На другой день, за завтраком, Потанто заявил, что получил хорошие вести о брате.
— Он здоров и отправился в Россию. Проведет там месяца два и приедет к нам, — весело продолжал он и, обратясь к Углову, прибавил: — Мишель просит вас потерпеть до его приезда: он про вас не забудет.
Затем, не стесняясь присутствием жильца, Потанто стал распространяться о том, что происходит в России, о возрастающем нерасположении к наследнику престола, об усиливающейся с каждым днем партии цесаревны. При этом то муж, то жена исподтишка поглядывали на Углова, как бы для того, чтобы судить о впечатлении, которое их слова производят на него.
Владимир Борисович очень скоро понял, к какому разряду общественных деятелей принадлежат ему новые друзья. Все они служили тайными политическими агентами, а так как и сам он случайно попал на эту службу, то понятно, что другое общество он не мог и иметь. И мало-помалу, по мере того как он знакомился с этими людьми, их жизнь и деятельность стали интересовать его. Чего только не знали эти люди, чего не должны были помнить и предвидеть! Недаром таких агентов, как например Мишель, ценили и берегли.
Потанто с гордостью рассказывал, что много раз сам король удостаивал Мишеля конфиденциальной аудиенции, что при воцарении императрицы Елизаветы без Мишеля маркизу де Ла Шетарди ничего бы не сделать: он был слишком влюблен в цесаревну, чтобы сохранять необходимое присутствие духа в минуты опасности. Он терялся, когда видел ее на краю бездны, где ждала ее смерть или вечное заточение в монастыре, и ни на что не был способен, кроме как умереть за нее…

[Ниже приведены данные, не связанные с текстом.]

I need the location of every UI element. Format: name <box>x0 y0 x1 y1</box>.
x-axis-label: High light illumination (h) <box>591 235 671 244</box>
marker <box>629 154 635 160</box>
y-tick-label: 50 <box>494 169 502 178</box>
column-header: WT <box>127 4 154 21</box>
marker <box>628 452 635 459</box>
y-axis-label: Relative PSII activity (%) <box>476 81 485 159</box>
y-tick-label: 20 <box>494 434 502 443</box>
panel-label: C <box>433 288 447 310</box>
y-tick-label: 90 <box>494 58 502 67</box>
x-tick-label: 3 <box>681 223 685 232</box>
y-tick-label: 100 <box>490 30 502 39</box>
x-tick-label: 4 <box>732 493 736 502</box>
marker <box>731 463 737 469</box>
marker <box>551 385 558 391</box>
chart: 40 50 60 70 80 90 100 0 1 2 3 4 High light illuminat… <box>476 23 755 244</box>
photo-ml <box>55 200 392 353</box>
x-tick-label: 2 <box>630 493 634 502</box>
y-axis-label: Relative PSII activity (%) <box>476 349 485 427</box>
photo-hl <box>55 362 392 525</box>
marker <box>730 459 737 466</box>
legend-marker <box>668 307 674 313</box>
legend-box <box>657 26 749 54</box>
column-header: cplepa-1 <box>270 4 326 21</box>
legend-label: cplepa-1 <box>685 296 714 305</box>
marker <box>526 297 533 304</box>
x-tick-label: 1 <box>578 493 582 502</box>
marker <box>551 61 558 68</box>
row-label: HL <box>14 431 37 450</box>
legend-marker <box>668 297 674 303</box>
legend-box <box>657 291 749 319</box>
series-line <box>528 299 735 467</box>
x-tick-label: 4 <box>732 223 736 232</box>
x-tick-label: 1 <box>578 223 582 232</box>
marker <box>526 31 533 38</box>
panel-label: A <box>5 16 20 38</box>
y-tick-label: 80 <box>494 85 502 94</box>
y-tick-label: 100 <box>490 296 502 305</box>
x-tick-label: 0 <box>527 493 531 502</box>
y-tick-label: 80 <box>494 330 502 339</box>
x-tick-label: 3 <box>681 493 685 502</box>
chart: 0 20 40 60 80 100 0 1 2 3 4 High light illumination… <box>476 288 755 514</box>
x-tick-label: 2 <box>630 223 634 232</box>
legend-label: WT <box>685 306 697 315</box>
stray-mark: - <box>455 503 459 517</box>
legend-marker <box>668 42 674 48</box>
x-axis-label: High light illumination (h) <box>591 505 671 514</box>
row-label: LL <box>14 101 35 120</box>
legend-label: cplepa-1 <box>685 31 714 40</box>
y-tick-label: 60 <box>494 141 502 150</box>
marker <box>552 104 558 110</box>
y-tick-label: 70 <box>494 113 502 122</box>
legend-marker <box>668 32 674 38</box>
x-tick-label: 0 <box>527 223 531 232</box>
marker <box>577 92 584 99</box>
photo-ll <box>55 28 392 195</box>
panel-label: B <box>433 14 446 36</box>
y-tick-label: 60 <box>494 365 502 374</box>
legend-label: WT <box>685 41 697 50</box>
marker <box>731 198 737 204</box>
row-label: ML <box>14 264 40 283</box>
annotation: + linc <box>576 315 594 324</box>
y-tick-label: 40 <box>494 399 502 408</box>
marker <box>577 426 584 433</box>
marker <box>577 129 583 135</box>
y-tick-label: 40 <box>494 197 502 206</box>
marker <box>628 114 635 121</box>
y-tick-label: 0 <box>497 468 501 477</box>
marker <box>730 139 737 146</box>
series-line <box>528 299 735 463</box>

— Умереть, эка штука! Да это всякий сумеет. И кому была бы от этого польза? Его врагам, никому больше! — восклицал в азарте книгопродавец. — Нет, надо так действовать, как Мишель: чтобы и отечеству была польза, и чтобы честные люди не были в проигрыше. А умереть всегда человек успеет. Настоящий политический агент о смерти никогда не думает, и смерть его боится, — прибавлял он с усмешкой. — Для этого надо иметь особенное призвание, как к отшельнической жизни, и существовать только для намеченной цели. Не раз нашему Мишелю случалось, покинув родину на полгода, возвращаться назад через несколько лет и тотчас по приезде снова отправляться в путь. Раз случилось так, что, приехав в Париж на неделю, он все время прожил в Версале и уехал обратно в Россию, не повидавшись с нами! Он был уже далеко, когда мы получили подарки, которые он привез для нас из Петербурга. Нарочно не доставил нам их раньше, чтобы мы не стали добиваться свиданья с ним. Даже Клотильды он в тот раз не видел, а он ведь любит ее, как родную дочь.
— И она платит ему тем же, — заметила госпожа Потанто. — Один только Мишель и имеет на нее влияние.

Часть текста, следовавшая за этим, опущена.